Question

A thick plane mirror shows a number of images out of the filament of an electric bulb. Of these, the brightest image is the
$ \left( A \right){1^{st}} \\
  \left( B \right){2^{nd}} \\
  \left( C \right){3^{rd}} \\
  \left( D \right){4^{th}} \\ $

Answer 1

Hint :To solve this question, first construct a figure showing the reflection of light from a thick mirror. Then consider all the images that will be formed and then the brightness of each is compared using the concepts of reflection.
Consider the four images formed. Compare the origins of their formation and then the brightness.

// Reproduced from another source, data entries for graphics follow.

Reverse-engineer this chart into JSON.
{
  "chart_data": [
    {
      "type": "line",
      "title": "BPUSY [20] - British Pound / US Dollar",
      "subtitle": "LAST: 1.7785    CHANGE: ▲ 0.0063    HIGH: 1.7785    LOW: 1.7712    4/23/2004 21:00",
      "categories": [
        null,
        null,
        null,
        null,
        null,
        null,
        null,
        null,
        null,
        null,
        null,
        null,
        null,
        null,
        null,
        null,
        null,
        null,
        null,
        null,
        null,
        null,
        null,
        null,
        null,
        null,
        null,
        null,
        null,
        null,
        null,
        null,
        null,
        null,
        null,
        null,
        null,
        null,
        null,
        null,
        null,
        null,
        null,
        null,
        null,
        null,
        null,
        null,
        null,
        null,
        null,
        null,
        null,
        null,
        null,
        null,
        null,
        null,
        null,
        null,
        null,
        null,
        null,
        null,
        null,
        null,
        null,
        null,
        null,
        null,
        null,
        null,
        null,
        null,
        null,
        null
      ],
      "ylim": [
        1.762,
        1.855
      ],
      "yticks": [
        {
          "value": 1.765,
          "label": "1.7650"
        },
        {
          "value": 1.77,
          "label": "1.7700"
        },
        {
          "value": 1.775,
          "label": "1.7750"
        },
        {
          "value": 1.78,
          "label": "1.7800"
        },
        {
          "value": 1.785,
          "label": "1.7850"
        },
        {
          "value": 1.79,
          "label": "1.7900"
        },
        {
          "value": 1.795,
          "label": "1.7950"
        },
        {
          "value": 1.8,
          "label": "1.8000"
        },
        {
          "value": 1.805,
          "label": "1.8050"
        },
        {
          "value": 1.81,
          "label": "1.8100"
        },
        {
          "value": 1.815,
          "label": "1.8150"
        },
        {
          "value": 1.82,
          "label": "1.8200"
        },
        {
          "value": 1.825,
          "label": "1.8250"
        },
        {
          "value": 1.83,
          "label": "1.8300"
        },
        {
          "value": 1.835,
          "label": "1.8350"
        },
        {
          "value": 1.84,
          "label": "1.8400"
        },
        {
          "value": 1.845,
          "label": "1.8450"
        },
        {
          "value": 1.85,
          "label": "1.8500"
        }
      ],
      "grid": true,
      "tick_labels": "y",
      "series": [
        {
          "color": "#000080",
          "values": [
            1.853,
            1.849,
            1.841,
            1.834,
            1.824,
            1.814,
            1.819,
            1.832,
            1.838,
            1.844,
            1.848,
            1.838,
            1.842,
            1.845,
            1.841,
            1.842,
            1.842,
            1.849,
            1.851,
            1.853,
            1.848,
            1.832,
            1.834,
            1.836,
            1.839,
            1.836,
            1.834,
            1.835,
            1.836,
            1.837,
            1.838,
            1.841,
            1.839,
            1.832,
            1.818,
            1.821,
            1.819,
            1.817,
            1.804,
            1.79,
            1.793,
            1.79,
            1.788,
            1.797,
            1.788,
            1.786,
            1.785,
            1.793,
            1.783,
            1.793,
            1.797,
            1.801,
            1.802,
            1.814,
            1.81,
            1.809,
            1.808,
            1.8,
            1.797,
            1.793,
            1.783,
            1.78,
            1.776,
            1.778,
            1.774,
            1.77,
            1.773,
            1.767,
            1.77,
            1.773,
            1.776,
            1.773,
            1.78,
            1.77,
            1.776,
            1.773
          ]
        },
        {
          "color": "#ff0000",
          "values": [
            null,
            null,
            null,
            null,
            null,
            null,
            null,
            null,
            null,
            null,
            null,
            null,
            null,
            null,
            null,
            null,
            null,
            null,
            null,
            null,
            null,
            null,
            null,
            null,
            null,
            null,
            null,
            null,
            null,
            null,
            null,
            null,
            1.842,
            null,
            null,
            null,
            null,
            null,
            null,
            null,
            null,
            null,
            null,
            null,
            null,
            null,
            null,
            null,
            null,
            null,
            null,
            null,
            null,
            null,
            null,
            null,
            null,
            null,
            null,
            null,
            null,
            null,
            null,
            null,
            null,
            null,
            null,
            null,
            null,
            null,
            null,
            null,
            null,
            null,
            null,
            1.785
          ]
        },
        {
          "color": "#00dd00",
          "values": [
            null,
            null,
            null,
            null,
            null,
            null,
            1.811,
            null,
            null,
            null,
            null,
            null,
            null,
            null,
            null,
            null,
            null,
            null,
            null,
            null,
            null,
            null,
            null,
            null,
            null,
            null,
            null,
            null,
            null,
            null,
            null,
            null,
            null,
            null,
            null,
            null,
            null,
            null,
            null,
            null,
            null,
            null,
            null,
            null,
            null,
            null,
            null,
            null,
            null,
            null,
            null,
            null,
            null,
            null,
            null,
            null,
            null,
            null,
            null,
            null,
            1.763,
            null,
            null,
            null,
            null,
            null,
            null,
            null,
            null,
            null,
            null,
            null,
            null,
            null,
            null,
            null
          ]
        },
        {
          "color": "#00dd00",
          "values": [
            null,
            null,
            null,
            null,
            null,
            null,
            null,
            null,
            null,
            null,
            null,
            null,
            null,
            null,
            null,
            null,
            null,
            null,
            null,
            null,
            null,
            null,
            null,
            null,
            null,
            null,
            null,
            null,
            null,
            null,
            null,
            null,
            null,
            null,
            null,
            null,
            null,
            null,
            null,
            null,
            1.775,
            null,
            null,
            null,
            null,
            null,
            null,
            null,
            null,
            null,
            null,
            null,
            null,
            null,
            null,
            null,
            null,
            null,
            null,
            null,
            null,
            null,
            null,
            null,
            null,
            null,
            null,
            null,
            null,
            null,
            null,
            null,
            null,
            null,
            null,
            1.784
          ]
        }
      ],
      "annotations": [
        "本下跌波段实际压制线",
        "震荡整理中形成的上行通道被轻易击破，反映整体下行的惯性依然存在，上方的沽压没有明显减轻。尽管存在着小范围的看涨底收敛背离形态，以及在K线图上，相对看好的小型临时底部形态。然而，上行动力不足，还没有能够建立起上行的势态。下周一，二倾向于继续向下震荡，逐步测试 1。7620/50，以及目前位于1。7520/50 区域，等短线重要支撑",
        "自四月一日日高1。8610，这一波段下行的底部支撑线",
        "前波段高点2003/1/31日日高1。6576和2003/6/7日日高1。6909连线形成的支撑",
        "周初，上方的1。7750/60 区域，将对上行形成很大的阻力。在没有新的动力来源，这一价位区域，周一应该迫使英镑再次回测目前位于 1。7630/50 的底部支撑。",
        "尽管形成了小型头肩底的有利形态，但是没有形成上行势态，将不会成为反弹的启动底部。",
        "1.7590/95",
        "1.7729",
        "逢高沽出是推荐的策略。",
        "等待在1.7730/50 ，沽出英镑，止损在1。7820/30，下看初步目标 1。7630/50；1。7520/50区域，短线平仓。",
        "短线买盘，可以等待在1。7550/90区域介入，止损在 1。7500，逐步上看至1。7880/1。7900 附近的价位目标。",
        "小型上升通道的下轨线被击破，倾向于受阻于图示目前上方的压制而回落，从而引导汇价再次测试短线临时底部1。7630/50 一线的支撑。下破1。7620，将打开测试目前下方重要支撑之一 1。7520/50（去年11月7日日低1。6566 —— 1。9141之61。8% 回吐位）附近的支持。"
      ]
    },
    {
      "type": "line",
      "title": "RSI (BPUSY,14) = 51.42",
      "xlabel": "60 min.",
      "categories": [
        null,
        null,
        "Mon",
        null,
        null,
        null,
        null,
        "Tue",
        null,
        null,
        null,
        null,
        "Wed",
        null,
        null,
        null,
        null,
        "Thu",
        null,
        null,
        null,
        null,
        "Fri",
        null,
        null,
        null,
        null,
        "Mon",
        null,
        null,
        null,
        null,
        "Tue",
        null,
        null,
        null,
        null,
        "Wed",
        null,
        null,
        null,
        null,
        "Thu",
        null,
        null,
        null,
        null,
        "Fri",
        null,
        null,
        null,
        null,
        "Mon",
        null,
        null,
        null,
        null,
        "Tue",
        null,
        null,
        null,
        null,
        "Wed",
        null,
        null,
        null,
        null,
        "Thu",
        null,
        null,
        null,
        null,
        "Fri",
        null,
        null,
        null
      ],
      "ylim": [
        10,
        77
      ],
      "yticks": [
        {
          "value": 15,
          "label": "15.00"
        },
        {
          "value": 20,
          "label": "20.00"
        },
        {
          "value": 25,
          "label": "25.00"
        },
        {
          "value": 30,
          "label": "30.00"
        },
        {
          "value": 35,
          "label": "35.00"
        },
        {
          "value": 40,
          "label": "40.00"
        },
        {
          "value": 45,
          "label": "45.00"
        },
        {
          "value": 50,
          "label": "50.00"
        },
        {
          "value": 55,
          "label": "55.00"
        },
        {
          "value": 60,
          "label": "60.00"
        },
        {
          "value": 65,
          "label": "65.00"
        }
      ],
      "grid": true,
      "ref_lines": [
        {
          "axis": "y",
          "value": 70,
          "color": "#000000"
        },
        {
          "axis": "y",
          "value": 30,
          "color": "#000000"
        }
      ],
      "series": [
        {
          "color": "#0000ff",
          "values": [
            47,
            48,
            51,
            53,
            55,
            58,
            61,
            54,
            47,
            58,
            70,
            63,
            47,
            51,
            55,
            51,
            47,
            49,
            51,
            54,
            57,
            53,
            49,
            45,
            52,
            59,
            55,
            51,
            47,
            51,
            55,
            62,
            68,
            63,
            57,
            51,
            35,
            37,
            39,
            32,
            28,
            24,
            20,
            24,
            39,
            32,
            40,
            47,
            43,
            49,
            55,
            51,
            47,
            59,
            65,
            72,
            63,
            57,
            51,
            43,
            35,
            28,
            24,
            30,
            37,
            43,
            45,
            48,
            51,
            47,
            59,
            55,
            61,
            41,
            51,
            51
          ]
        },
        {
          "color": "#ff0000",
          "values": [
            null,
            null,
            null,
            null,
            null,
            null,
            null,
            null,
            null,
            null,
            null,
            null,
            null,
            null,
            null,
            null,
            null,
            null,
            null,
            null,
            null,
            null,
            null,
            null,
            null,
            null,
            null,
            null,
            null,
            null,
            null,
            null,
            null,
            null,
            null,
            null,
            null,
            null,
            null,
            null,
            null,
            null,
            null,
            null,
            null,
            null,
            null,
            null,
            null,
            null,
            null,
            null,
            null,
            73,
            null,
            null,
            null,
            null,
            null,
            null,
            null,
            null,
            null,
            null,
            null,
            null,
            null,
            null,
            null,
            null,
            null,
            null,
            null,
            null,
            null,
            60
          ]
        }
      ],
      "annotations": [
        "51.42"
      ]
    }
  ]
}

Complete Step By Step Answer:

In the mirror $ M $ , as we can see that the reflection takes place at the two surfaces $ AB $ and $ CD $ , the images are formed due to the reflection from both. Now as we know that the second surface is the silvered one, then the image formed due to the second one i.e. $ CD $ is more bright as compared to that from the first surface $ AB $ . The further images are formed due to the multiple reflections which involve the absorption of light from the medium. This results in the brightness of the images getting decreased, therefore, we can say that the further images become fainter due to the light absorption.
So, following this concept, we infer here that the brightest image formed will be the second image which is formed by the silvered surface.
Hence, option $ \left( B \right) $ is the correct one.

Note :
The images first, third and fourth are fainter, where third and fourth are due to absorption where first is less bright as the surface is not silvered. However, if the surface $ AB $ were silvered, then only one image would have been formed.